Iedere christelijke gemeente heeft de taak om mensen die dat nodig hebben materieel te helpen en te ondersteunen. Meestal gebeurt dit met geld, soms met bijvoorbeeld voedsel of kleding. Soms is die steun eenmalig, soms voor een langere periode. Het kan hulp zijn aan personen, of bijdragen aan projecten. Iedereen kan voor deze ondersteuning in aanmerking komen: lid van de Kloosterkerkgemeente of niet, in binnen- en buitenland. Ook het tonen van interesse en medeleven en het bevorderen van sociale contacten hoort hierbij.
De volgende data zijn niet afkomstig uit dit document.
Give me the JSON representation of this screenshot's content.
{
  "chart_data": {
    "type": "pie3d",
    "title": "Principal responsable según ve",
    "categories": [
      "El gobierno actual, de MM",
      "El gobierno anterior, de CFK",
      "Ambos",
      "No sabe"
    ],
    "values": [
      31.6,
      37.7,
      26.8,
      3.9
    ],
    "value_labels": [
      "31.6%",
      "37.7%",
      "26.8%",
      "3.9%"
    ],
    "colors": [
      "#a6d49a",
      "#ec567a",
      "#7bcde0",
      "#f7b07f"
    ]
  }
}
Deze taak wordt in de protestantse kerken de diaconale functie genoemd.
Zoals in iedere kerk is er ook in de Kloosterkerk een groep mensen die samen ‘de diaconie’ vormt. Diaconie is oorspronkelijk een Grieks woord, het betekent ‘dienst’. Het doel van de diaconie is barmhartigheid (goed doen) en gerechtigheid (recht doen) te bevorderen.
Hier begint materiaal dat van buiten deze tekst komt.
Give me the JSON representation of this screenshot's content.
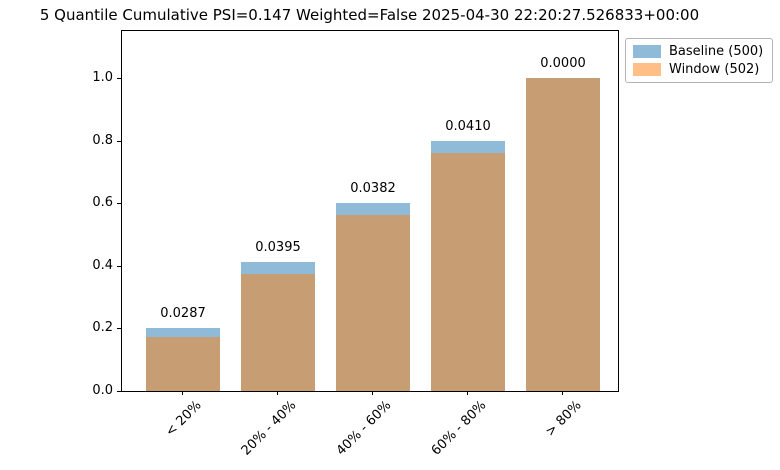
{
  "figure": {
    "title": "5 Quantile Cumulative PSI=0.147 Weighted=False 2025-04-30 22:20:27.526833+00:00"
  },
  "legend": {
    "items": [
      {
        "label": "Baseline (500)",
        "color": "#1f77b4"
      },
      {
        "label": "Window (502)",
        "color": "#ff7f0e"
      }
    ]
  },
  "chart_data": {
    "type": "bar",
    "title": "5 Quantile Cumulative PSI=0.147 Weighted=False 2025-04-30 22:20:27.526833+00:00",
    "psi": 0.147,
    "weighted": "False",
    "timestamp": "2025-04-30 22:20:27.526833+00:00",
    "categories": [
      "< 20%",
      "20% - 40%",
      "40% - 60%",
      "60% - 80%",
      "> 80%"
    ],
    "series": [
      {
        "name": "Baseline (500)",
        "count": 500,
        "color": "#1f77b4",
        "alpha": 0.5,
        "values": [
          0.2,
          0.412,
          0.6,
          0.8,
          1.0
        ]
      },
      {
        "name": "Window (502)",
        "count": 502,
        "color": "#ff7f0e",
        "alpha": 0.5,
        "values": [
          0.1713,
          0.3725,
          0.5618,
          0.759,
          1.0
        ]
      }
    ],
    "bar_annotations": [
      "0.0287",
      "0.0395",
      "0.0382",
      "0.0410",
      "0.0000"
    ],
    "ylabel": "",
    "xlabel": "",
    "yticks": [
      0.0,
      0.2,
      0.4,
      0.6,
      0.8,
      1.0
    ],
    "ylim": [
      0,
      1.155
    ],
    "grid": false,
    "legend_position": "upper-right-outside",
    "render_style": "overlaid translucent bars (not stacked)"
  }
}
Op zondag geeft de diaconie hier invulling aan, door het bepalen van de collectedoelen in de kerkdiensten en het zorg dragen voor het avondmaal. Door de week is de diaconie aanspreekbaar, wanneer iemand in materiële zin steun kan gebruiken.
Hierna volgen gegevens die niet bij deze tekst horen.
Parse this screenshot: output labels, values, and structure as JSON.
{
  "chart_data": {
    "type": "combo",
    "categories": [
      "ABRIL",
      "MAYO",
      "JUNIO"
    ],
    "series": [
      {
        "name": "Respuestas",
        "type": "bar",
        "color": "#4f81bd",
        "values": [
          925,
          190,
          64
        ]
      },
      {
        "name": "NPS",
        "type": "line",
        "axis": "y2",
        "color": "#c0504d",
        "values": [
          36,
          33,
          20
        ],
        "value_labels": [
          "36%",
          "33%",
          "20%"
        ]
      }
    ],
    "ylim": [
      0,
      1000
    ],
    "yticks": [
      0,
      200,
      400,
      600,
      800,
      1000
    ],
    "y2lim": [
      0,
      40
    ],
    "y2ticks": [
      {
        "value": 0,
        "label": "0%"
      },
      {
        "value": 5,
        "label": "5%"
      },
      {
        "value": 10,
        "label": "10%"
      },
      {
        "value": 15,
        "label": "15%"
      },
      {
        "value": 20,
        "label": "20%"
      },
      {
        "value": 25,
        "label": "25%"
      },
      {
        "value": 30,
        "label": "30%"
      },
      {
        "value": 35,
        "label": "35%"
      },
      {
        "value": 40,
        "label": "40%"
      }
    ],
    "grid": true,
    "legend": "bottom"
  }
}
Alles bij elkaar genomen zijn de financiële middelen van de diaconie beperkt. Het is niet mogelijk om alle problemen op te lossen. Gelukkig geven allerlei andere maatschappelijke instanties veel hulp. Waar dat kan, wordt verwezen naar instanties, bijvoorbeeld het Aandachtscentrum, de Kesslerstichting, de Sociale Dienst. De vragen die de diaconie van de Kloosterkerk ontvangt, worden besproken door de diakenen en worden – in grote lijnen – beoordeeld volgens de volgende richtlijnen: de hulpvraag is bij voorkeur afkomstig uit de gemeente; of: iemand uit de gemeente dient de hulpvrager – die zelf geen gemeentelid hoeft te zijn – goed te kennen; er kan alleen tijdelijke hulp worden geboden: voor structurele hulp hebben we niet genoeg mogelijkheden; voor incidentele hulpacties in binnen- en buitenland wordt zoveel mogelijk samengewerkt met andere organisaties en er wordt aansluiting gezocht bij Kerk in Actie van de Protestantse Kerk in Nederland; er dient zekerheid te zijn over de juiste besteding van de gelden.